Game on at El Cariso

October 6, 2010 

Heads up, El Cariso Park-goers: Get ready to kick it in new ways at your favorite 79-acre spread.

A multi-year, multimillion dollar renovation and building initiative is underway at the county park, set against a striking mountain backdrop in Sylmar. The latest components—including two new artificial turf soccer fields and a cutting edge “universal play area”—were approved Tuesday by the Board of Supervisors.

And there’s much more on the horizon: an $11.5 million gymnasium/community building with indoor basketball facilities, a full kitchen, an onsite office for sheriff’s deputies and gathering spaces for park-users, which is welcome news for a seniors’ group that now must meet elsewhere. A contractor has been selected to design and build the new structure, with groundbreaking expected to take place early next year. The job is set to finish in 2012.

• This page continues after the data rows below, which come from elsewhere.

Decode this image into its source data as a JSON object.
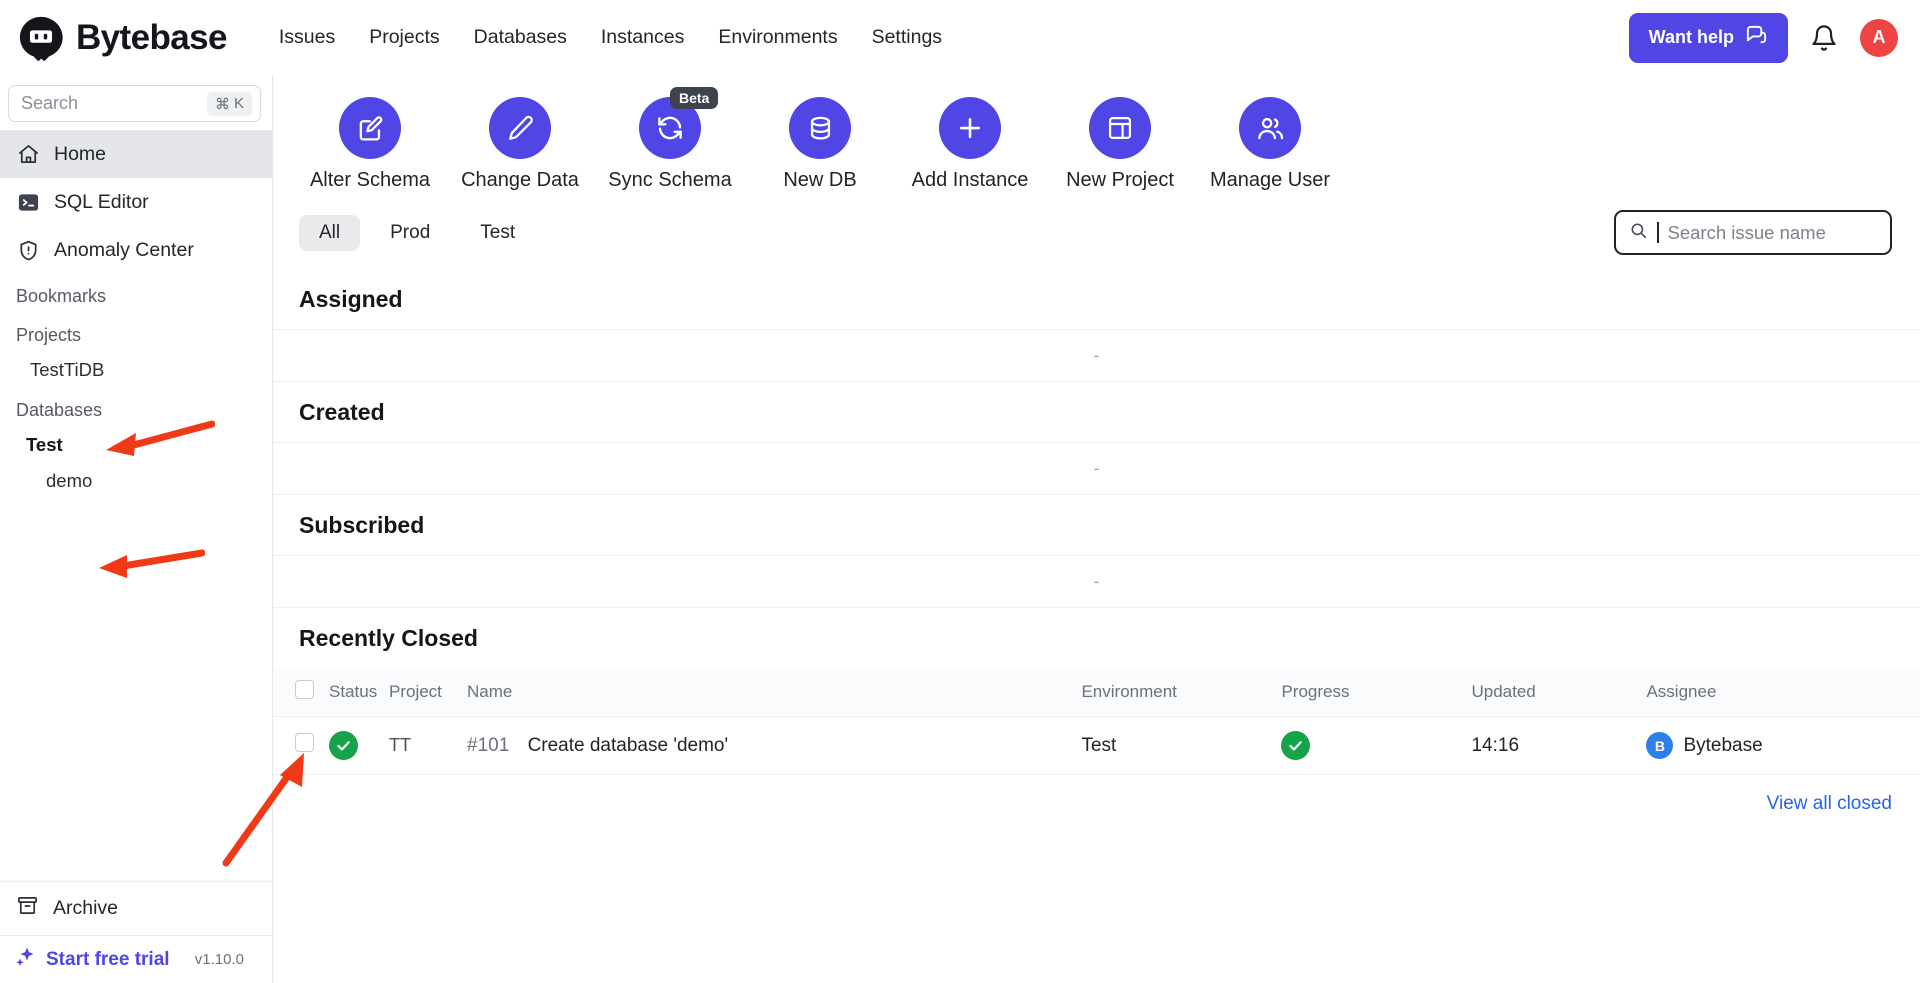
{
  "header": {
    "brand": "Bytebase",
    "brand_icon": "bytebase-logo-icon",
    "nav": [
      {
        "label": "Issues"
      },
      {
        "label": "Projects"
      },
      {
        "label": "Databases"
      },
      {
        "label": "Instances"
      },
      {
        "label": "Environments"
      },
      {
        "label": "Settings"
      }
    ],
    "help_button": {
      "label": "Want help",
      "icon": "chat-bubble-icon",
      "color": "#4f46e5"
    },
    "notification_icon": "bell-icon",
    "avatar": {
      "initial": "A",
      "color": "#ef4444"
    }
  },
  "sidebar": {
    "search": {
      "placeholder": "Search",
      "shortcut_mod": "⌘",
      "shortcut_key": "K"
    },
    "items": [
      {
        "label": "Home",
        "icon": "home-icon",
        "active": true
      },
      {
        "label": "SQL Editor",
        "icon": "terminal-icon",
        "active": false
      },
      {
        "label": "Anomaly Center",
        "icon": "shield-alert-icon",
        "active": false
      }
    ],
    "bookmarks_label": "Bookmarks",
    "projects_label": "Projects",
    "projects": [
      {
        "label": "TestTiDB"
      }
    ],
    "databases_label": "Databases",
    "databases": [
      {
        "label": "Test",
        "bold": true
      },
      {
        "label": "demo",
        "bold": false
      }
    ],
    "archive": {
      "label": "Archive",
      "icon": "archive-icon"
    },
    "trial": {
      "label": "Start free trial",
      "icon": "sparkles-icon",
      "color": "#4f46e5"
    },
    "version": "v1.10.0"
  },
  "quick_actions": [
    {
      "label": "Alter Schema",
      "icon": "pencil-square-icon",
      "badge": null
    },
    {
      "label": "Change Data",
      "icon": "pencil-icon",
      "badge": null
    },
    {
      "label": "Sync Schema",
      "icon": "refresh-icon",
      "badge": "Beta"
    },
    {
      "label": "New DB",
      "icon": "database-icon",
      "badge": null
    },
    {
      "label": "Add Instance",
      "icon": "plus-icon",
      "badge": null
    },
    {
      "label": "New Project",
      "icon": "layout-grid-icon",
      "badge": null
    },
    {
      "label": "Manage User",
      "icon": "users-icon",
      "badge": null
    }
  ],
  "filters": {
    "tabs": [
      {
        "label": "All",
        "active": true
      },
      {
        "label": "Prod",
        "active": false
      },
      {
        "label": "Test",
        "active": false
      }
    ],
    "search": {
      "placeholder": "Search issue name",
      "value": "",
      "icon": "search-icon"
    }
  },
  "sections": [
    {
      "title": "Assigned",
      "empty_text": "-"
    },
    {
      "title": "Created",
      "empty_text": "-"
    },
    {
      "title": "Subscribed",
      "empty_text": "-"
    }
  ],
  "recently_closed": {
    "title": "Recently Closed",
    "columns": {
      "status": "Status",
      "project": "Project",
      "name": "Name",
      "environment": "Environment",
      "progress": "Progress",
      "updated": "Updated",
      "assignee": "Assignee"
    },
    "rows": [
      {
        "status_icon": "check-circle-green-icon",
        "project": "TT",
        "issue_id": "#101",
        "name": "Create database 'demo'",
        "environment": "Test",
        "progress_icon": "check-circle-green-icon",
        "updated": "14:16",
        "assignee": {
          "initial": "B",
          "name": "Bytebase",
          "color": "#2f7fe8"
        }
      }
    ],
    "view_all_label": "View all closed"
  },
  "annotations": {
    "color": "#f03a17",
    "arrows": [
      {
        "target": "sidebar-project-TestTiDB"
      },
      {
        "target": "sidebar-database-demo"
      },
      {
        "target": "recently-closed-row-status"
      }
    ]
  }
}
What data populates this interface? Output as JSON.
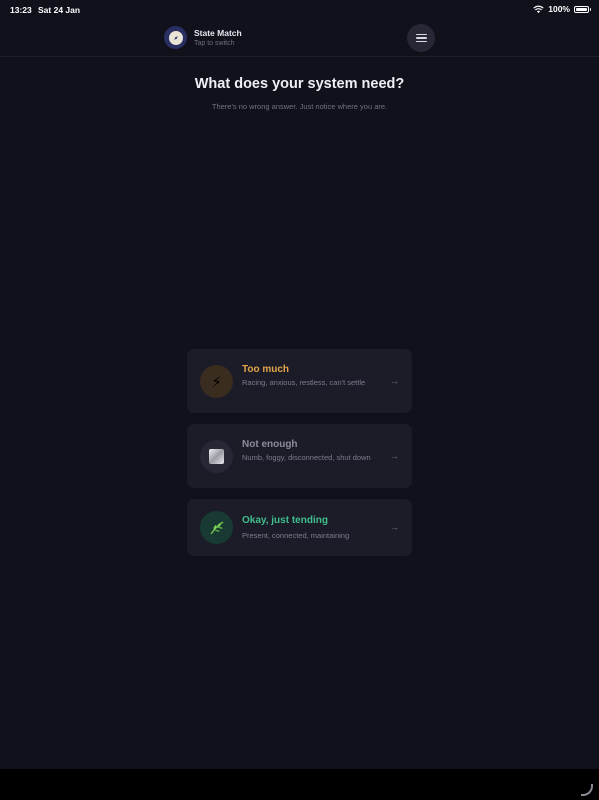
{
  "status_bar": {
    "time": "13:23",
    "date": "Sat 24 Jan",
    "battery": "100%"
  },
  "header": {
    "app_title": "State Match",
    "app_subtitle": "Tap to switch",
    "logo_icon": "compass-icon",
    "menu_icon": "hamburger-menu-icon"
  },
  "main": {
    "title": "What does your system need?",
    "subtitle": "There's no wrong answer. Just notice where you are."
  },
  "options": [
    {
      "title": "Too much",
      "description": "Racing, anxious, restless, can't settle",
      "icon": "lightning-icon",
      "glyph": "⚡",
      "title_color": "#e3a44a",
      "icon_bg": "#3a2d1f"
    },
    {
      "title": "Not enough",
      "description": "Numb, foggy, disconnected, shut down",
      "icon": "fog-icon",
      "glyph": "▦",
      "title_color": "#8b8d9b",
      "icon_bg": "#272836"
    },
    {
      "title": "Okay, just tending",
      "description": "Present, connected, maintaining",
      "icon": "leaf-icon",
      "glyph": "🌿",
      "title_color": "#3fbf8c",
      "icon_bg": "#183a33"
    }
  ],
  "arrow": "→"
}
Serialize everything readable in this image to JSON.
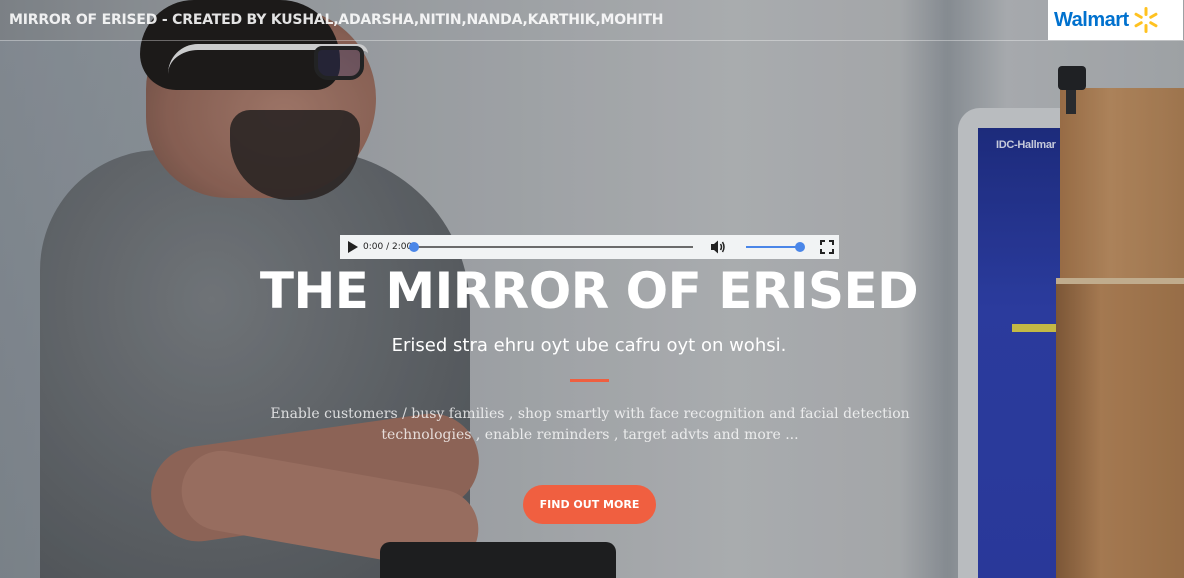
{
  "nav": {
    "brand": "MIRROR OF ERISED - CREATED BY KUSHAL,ADARSHA,NITIN,NANDA,KARTHIK,MOHITH",
    "logo_text": "Walmart",
    "logo_color": "#0071ce",
    "spark_color": "#ffc220"
  },
  "audio": {
    "time": "0:00 / 2:00",
    "progress": 0.0,
    "volume": 1.0,
    "icons": [
      "play-icon",
      "volume-icon",
      "fullscreen-icon"
    ]
  },
  "hero": {
    "title": "THE MIRROR OF ERISED",
    "subtitle": "Erised stra ehru oyt ube cafru oyt on wohsi.",
    "description": "Enable customers / busy families , shop smartly with face recognition and facial detection technologies , enable reminders , target advts and more ...",
    "cta_label": "FIND OUT MORE",
    "accent": "#f05f40"
  },
  "background": {
    "monitor_text": "IDC-Hallmar"
  }
}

Also on tap for the park is a “Smart Garden Learning Center,” where people from the community can learn the fine points of composting and environmentally sound landscaping techniques. The center is scheduled to open in February.

All this comes on top of a slew of other improvements in recent years that have included: a $5.8 million renovation of the park’s swimming pool facilities; new water-saving irrigation measures in the park and on its golf course; upgraded restrooms, drinking fountains, picnic areas and walkways; and the installation of a park fitness zone featuring outdoor gym equipment.

The amenity infusion means
more park to love for people like
Alina Mendizabal, whose family has made heavy use of El Cariso over the years.

“Basically, my children grew up there,” said Mendizabal, who works at Olive View-UCLA Medical Center and frequently volunteers at the park. Her husband, she said, “lives at the tennis courts.” After neck surgery earlier this year, she took part in water aerobics classes at the newly renovated pool. Her husband even had a (short-lived) side business selling ice cream in a truck outside the park. And now, even though she’s still in her 40s, she’s already looking forward to hanging out in the park’s new community center when she enters her retirement years.

“That’s where we’re going to be all the time,” Mendizabal recently told her husband.

El Cariso provides a “safe, healthy, playful environment, with caring, dedicated staff,” she said. “I always see my neighbors. It’s our community park.”

More than any amenities, she credits the people who work at El Cariso with “making us feel welcome, making us feel valued.”

Her only complaint? “We do need more lighting. That is one thing we do need. It’s really dark in the back on the walking trails.”

El Cariso, designated a county community regional park, is the only one of its kind in the 3rd District.

It was named in honor of the El Cariso Hotshots, an elite interagency firefighting crew that lost a dozen members battling the devastating Loop Fire in 1966.

The park attracted 534,563 visitors last year—a figure that’s expected to jump by 15% to 20% when the new, 15,000-square-foot gym/community center is completed.

Altogether, the recent and upcoming projects at the park represent an investment of more than $34 million, according to a tally provided by the county Department of Parks and Recreation.

Funding for the improvements comes from several sources, including Los Angeles County Proposition A bond funds, Proposition 40 state bond funds and various county monies.

The artificial turf soccer fields that were approved Tuesday, along with other improvements totaling nearly $11.5 million, are expected to attract new users to the park. So is the 54,000-square-foot universally accessible playground. Its concept was created in consultation with the advocacy group Shane’s Inspiration, which helps design playgrounds that all children can enjoy, even those in wheelchairs or with other disabilities. (Other such playgrounds are located at Griffith Park and Parque De Los Sueños in East Los Angeles.)

Even now, before these state-of-the-art elements are introduced at El Cariso, “the park gets used very, very well by the community,” said Sandra Chapman, the park’s supervisor. Looking ahead, she said, “I can just see it blossoming.”

Russ Guiney, director of the county’s Department of Parks and Recreation, said all of the recent and coming improvements have two goals in common: making the park better for the environment and better for the people who use it.

“All of this comes together,” he said, “to really make this one of the parks of the future.”